Dmitry Orlov said...

Petronicus -

You are right about the five straw men, but that, you must understand, is to be expected given Stuart Staniford's educational background. He is assuming that there will be continuity in the data.

This is an ad hominem argument, but Stuart is a physicist, and physicists are trained to see the world through a veil of math. They like linear systems and continuous functions, because otherwise the math becomes intractable. When they see huge anomalies in the data, they cry "bad data!" and demand that another experiment be performed. I am more of a seat-of-the-pants engineer, and I have a hunch that Peak Oil will show up as a huge anomaly in the data.

So... how easy is it to run an ag-business when people keep siphoning off your diesel, and when you have to hire a night watchman for each irrigation pump? Is it still worth it, or just too demoralizing?

I feel that we should respect people who can do competent analysis, understand the limits of their scientific imagination, accept it for what it is, and either use it or discard it as we see fit.

Given enough economic dislocation and social distress, this sort of analysis will no longer apply. The assumption that "the market will always clear" will not hold once large portions of it go black and gray. This will make a price-based analysis (such as Stuart's) a "garbage in - garbage out" sort of exercise.

How would Stuart ever find out how much of our food I and my numerous friends manage to grow, gather, catch and hunt? He'd have no idea, now, would he?

Anonymous said...

Aha. I like that idea, actually. Having a seasonal farming gig, that is. That's probably just cause I'm a starry-eyed environmentalist who loves the idea of growing my own food but not the idea of being stuck in the dark on the farm all winter.

And hey, if I can stomach the idea, probably a bunch of other people could too. Maybe WWOOFing will take off big-time, come collapse time...

Hadashi said...

Dmitry, I would like to read these comments and your replies to them in the blog itself.

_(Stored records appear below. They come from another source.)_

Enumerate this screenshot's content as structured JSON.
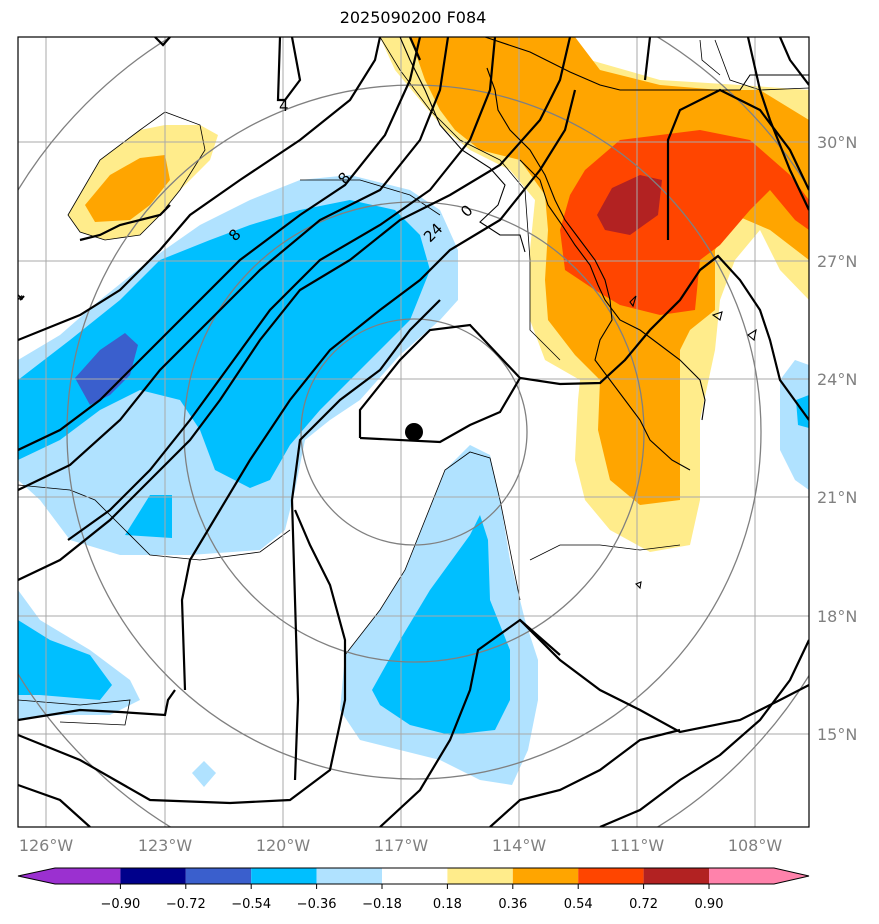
{
  "title": "2025090200 F084",
  "map": {
    "lon_ticks": [
      "126°W",
      "123°W",
      "120°W",
      "117°W",
      "114°W",
      "111°W",
      "108°W"
    ],
    "lat_ticks": [
      "30°N",
      "27°N",
      "24°N",
      "21°N",
      "18°N",
      "15°N"
    ],
    "contour_labels": [
      "4",
      "8",
      "8",
      "24",
      "0",
      "4"
    ],
    "center_marker": "storm-center-dot"
  },
  "colorbar": {
    "ticks": [
      "−0.90",
      "−0.72",
      "−0.54",
      "−0.36",
      "−0.18",
      "0.18",
      "0.36",
      "0.54",
      "0.72",
      "0.90"
    ],
    "colors": [
      "#9b30d0",
      "#00008b",
      "#3a5fcd",
      "#00bfff",
      "#b0e2ff",
      "#ffffff",
      "#ffec8b",
      "#ffa500",
      "#ff4500",
      "#b22222",
      "#ff82ab"
    ]
  },
  "colors": {
    "neg_light": "#b0e2ff",
    "neg_mid": "#00bfff",
    "neg_strong": "#3a5fcd",
    "pos_light": "#ffec8b",
    "pos_mid": "#ffa500",
    "pos_strong": "#ff4500",
    "pos_max": "#b22222"
  }
}
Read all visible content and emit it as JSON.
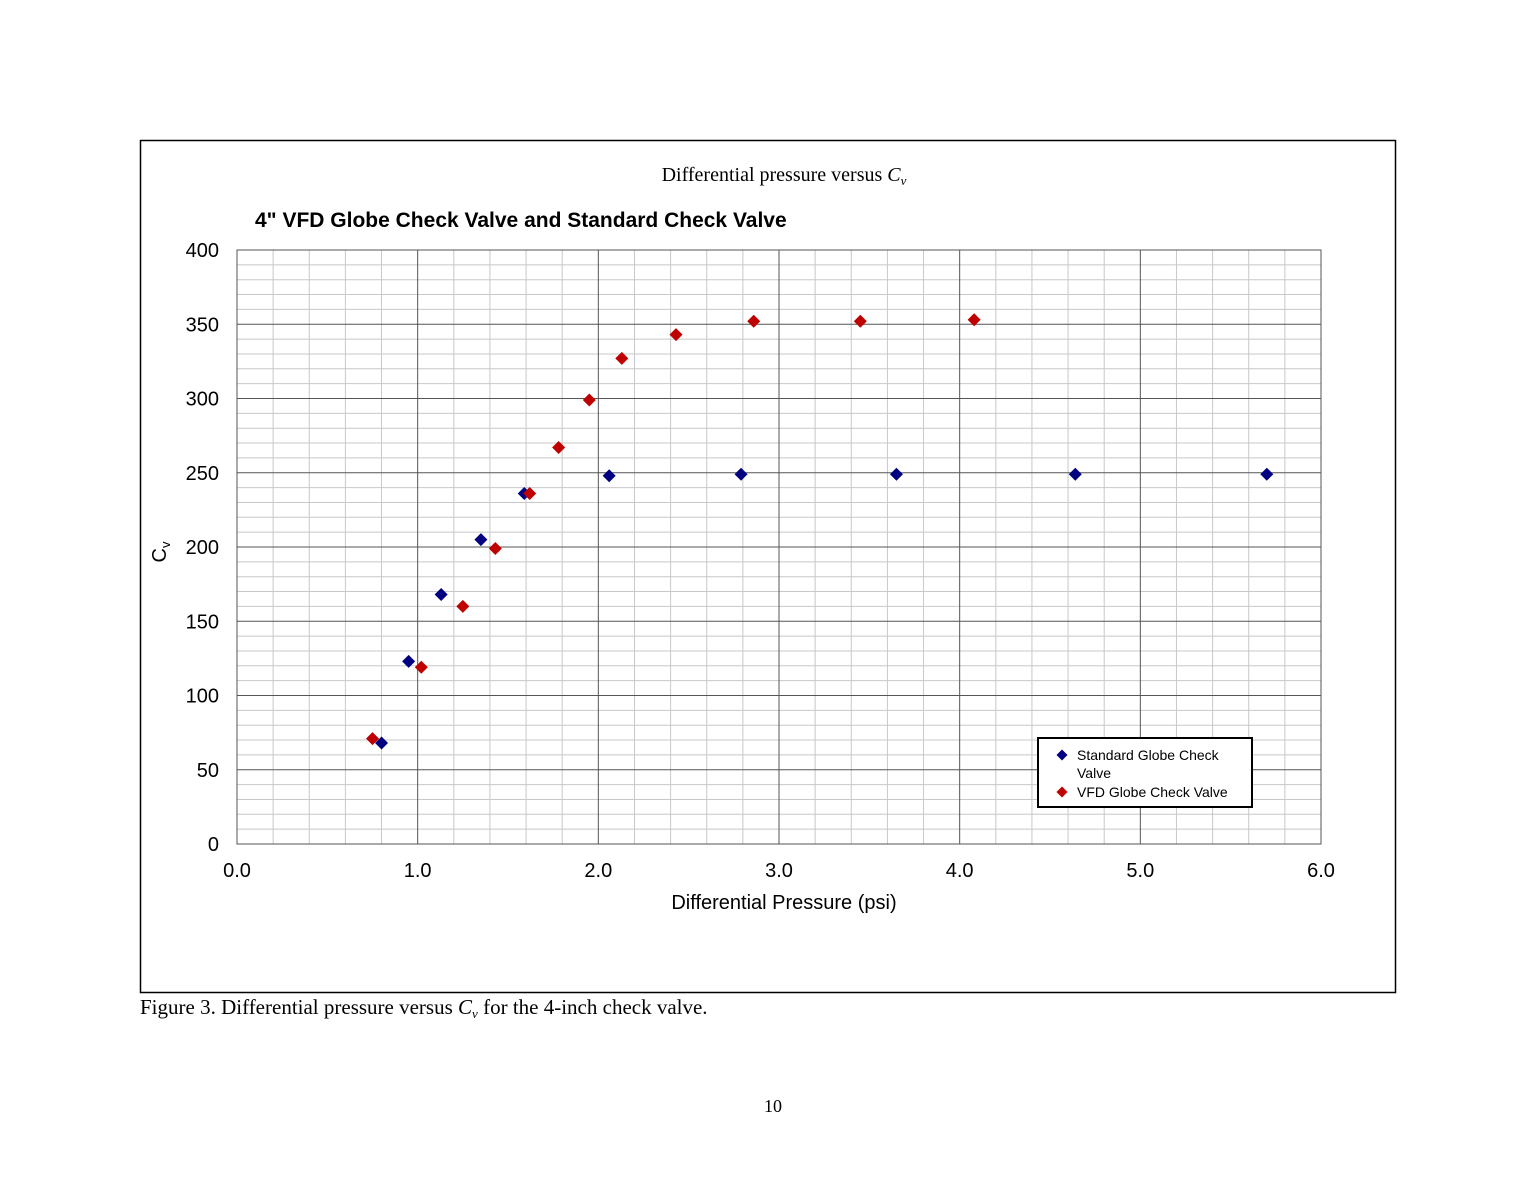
{
  "header": {
    "text": "Differential pressure versus ",
    "symbol": "C",
    "subscript": "v"
  },
  "chart_data": {
    "type": "scatter",
    "title": "4\" VFD Globe Check Valve and Standard Check Valve",
    "xlabel": "Differential Pressure (psi)",
    "ylabel": "C",
    "ylabel_sub": "v",
    "xlim": [
      0,
      6
    ],
    "ylim": [
      0,
      400
    ],
    "xticks": [
      {
        "value": 0,
        "label": "0.0"
      },
      {
        "value": 1,
        "label": "1.0"
      },
      {
        "value": 2,
        "label": "2.0"
      },
      {
        "value": 3,
        "label": "3.0"
      },
      {
        "value": 4,
        "label": "4.0"
      },
      {
        "value": 5,
        "label": "5.0"
      },
      {
        "value": 6,
        "label": "6.0"
      }
    ],
    "yticks": [
      0,
      50,
      100,
      150,
      200,
      250,
      300,
      350,
      400
    ],
    "grid": true,
    "legend": "lower right",
    "series": [
      {
        "name": "Standard Globe Check Valve",
        "color": "#000080",
        "x": [
          0.8,
          0.95,
          1.13,
          1.35,
          1.59,
          2.06,
          2.79,
          3.65,
          4.64,
          5.7
        ],
        "values": [
          68,
          123,
          168,
          205,
          236,
          248,
          249,
          249,
          249,
          249
        ]
      },
      {
        "name": "VFD Globe Check Valve",
        "color": "#c00000",
        "x": [
          0.75,
          1.02,
          1.25,
          1.43,
          1.62,
          1.78,
          1.95,
          2.13,
          2.43,
          2.86,
          3.45,
          4.08
        ],
        "values": [
          71,
          119,
          160,
          199,
          236,
          267,
          299,
          327,
          343,
          352,
          352,
          353
        ]
      }
    ]
  },
  "caption": {
    "text": "Figure 3.  Differential pressure versus ",
    "symbol": "C",
    "subscript": "v",
    "rest": " for the 4-inch check valve."
  },
  "page_number": "10"
}
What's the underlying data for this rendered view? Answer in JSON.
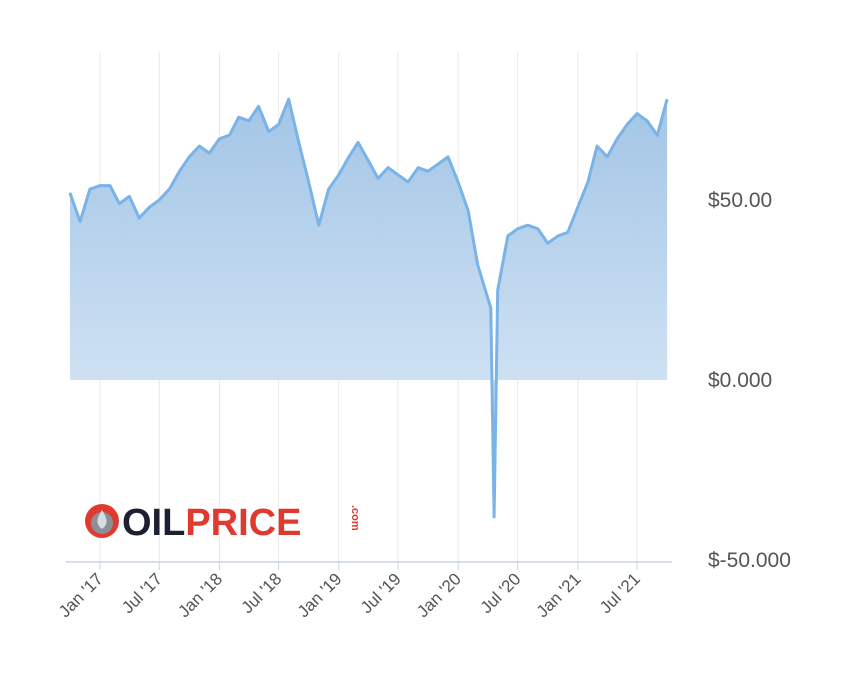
{
  "chart_data": {
    "type": "area",
    "title": "",
    "xlabel": "",
    "ylabel": "",
    "ylim": [
      -50,
      90
    ],
    "grid": "vertical",
    "y_ticks": [
      {
        "value": 50,
        "label": "$50.00"
      },
      {
        "value": 0,
        "label": "$0.000"
      },
      {
        "value": -50,
        "label": "$-50.000"
      }
    ],
    "x_ticks": [
      {
        "value": "2017-01",
        "label": "Jan '17"
      },
      {
        "value": "2017-07",
        "label": "Jul '17"
      },
      {
        "value": "2018-01",
        "label": "Jan '18"
      },
      {
        "value": "2018-07",
        "label": "Jul '18"
      },
      {
        "value": "2019-01",
        "label": "Jan '19"
      },
      {
        "value": "2019-07",
        "label": "Jul '19"
      },
      {
        "value": "2020-01",
        "label": "Jan '20"
      },
      {
        "value": "2020-07",
        "label": "Jul '20"
      },
      {
        "value": "2021-01",
        "label": "Jan '21"
      },
      {
        "value": "2021-07",
        "label": "Jul '21"
      }
    ],
    "series": [
      {
        "color": "#7ab3e8",
        "x": [
          "2016-10",
          "2016-11",
          "2016-12",
          "2017-01",
          "2017-02",
          "2017-03",
          "2017-04",
          "2017-05",
          "2017-06",
          "2017-07",
          "2017-08",
          "2017-09",
          "2017-10",
          "2017-11",
          "2017-12",
          "2018-01",
          "2018-02",
          "2018-03",
          "2018-04",
          "2018-05",
          "2018-06",
          "2018-07",
          "2018-08",
          "2018-09",
          "2018-10",
          "2018-11",
          "2018-12",
          "2019-01",
          "2019-02",
          "2019-03",
          "2019-04",
          "2019-05",
          "2019-06",
          "2019-07",
          "2019-08",
          "2019-09",
          "2019-10",
          "2019-11",
          "2019-12",
          "2020-01",
          "2020-02",
          "2020-03",
          "2020-04-10",
          "2020-04-20",
          "2020-05",
          "2020-06",
          "2020-07",
          "2020-08",
          "2020-09",
          "2020-10",
          "2020-11",
          "2020-12",
          "2021-01",
          "2021-02",
          "2021-03",
          "2021-04",
          "2021-05",
          "2021-06",
          "2021-07",
          "2021-08",
          "2021-09",
          "2021-10"
        ],
        "values": [
          52,
          44,
          53,
          54,
          54,
          49,
          51,
          45,
          48,
          50,
          53,
          58,
          62,
          65,
          63,
          67,
          68,
          73,
          72,
          76,
          69,
          71,
          78,
          66,
          55,
          43,
          53,
          57,
          62,
          66,
          61,
          56,
          59,
          57,
          55,
          59,
          58,
          60,
          62,
          55,
          47,
          32,
          20,
          -38,
          25,
          40,
          42,
          43,
          42,
          38,
          40,
          41,
          48,
          55,
          65,
          62,
          67,
          71,
          74,
          72,
          68,
          78
        ]
      }
    ]
  },
  "logo": {
    "text_dark": "OIL",
    "text_red": "PRICE",
    "text_com": ".com"
  },
  "colors": {
    "line": "#7ab3e8",
    "area_top": "#a8c8e6",
    "area_bottom": "#e3eef9",
    "grid": "#e6e6e6",
    "axis": "#c8d3eb",
    "logo_dark": "#1c2030",
    "logo_red": "#e03a30"
  }
}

They are a little hidden here - though I myself did find them. Don't hide your light under a bushel! Look forward to your book - and will recommend that our library gets it.

Anonymous said...

I think Dr. Staniford’s article has more to do with social engineering than solar engineering. The jist of his article seems to be, 'If everybody just does what I say, everything will be fine.' I have seen other articles where someone says something to the effect, 'If people were made to understand X, then they would do Y.' People are notoriously reticent to change their opinions, let alone their behavior, when someone tells them how to behave. Jimmy Carter couldn’t even get the conversation going thirty years ago, and that was when the memory of gas lines was still fresh in our minds.

Jon.

Rice Farmer said...

When I read Staniford's article, I immediately saw the flaw in his thinking: Who will be buying the high-priced food grown by these industrial farmers? Instead of selling their harvests for huge profits, farmers will be busy just trying to keep starving people from raiding their fields. The assumptions underpinning his argument are mistaken.

sv koho said...

Dmitry: enjoyed your clear reasoning and some of the comments. I have a tiny request: could you consider dropping the black background to your blog? It is hard to read and printing it uses prodigious quantities of ink! Thank you.

Anonymous said...

Using the American model, provide e.g. cheap(er) higher education via high speed interactive internet to young or willing people enticed to work on farms. Shortages of all industrial components - "Peak Everything" - will make human labour at least as productive as domesticated beasts of burden.
Yuri
http://transitions.stumbleupon.com
co-author: http://peaknik.blogspot.com/

Anonymous said...

Did you see the pictures from Thailand where the farmers now carry arms and sit out the night waiting to fight off any rice thiefs?

It is a good point, that maybe a lot of smaller farmers will invariably be forced to surrender their land to the bigger predator.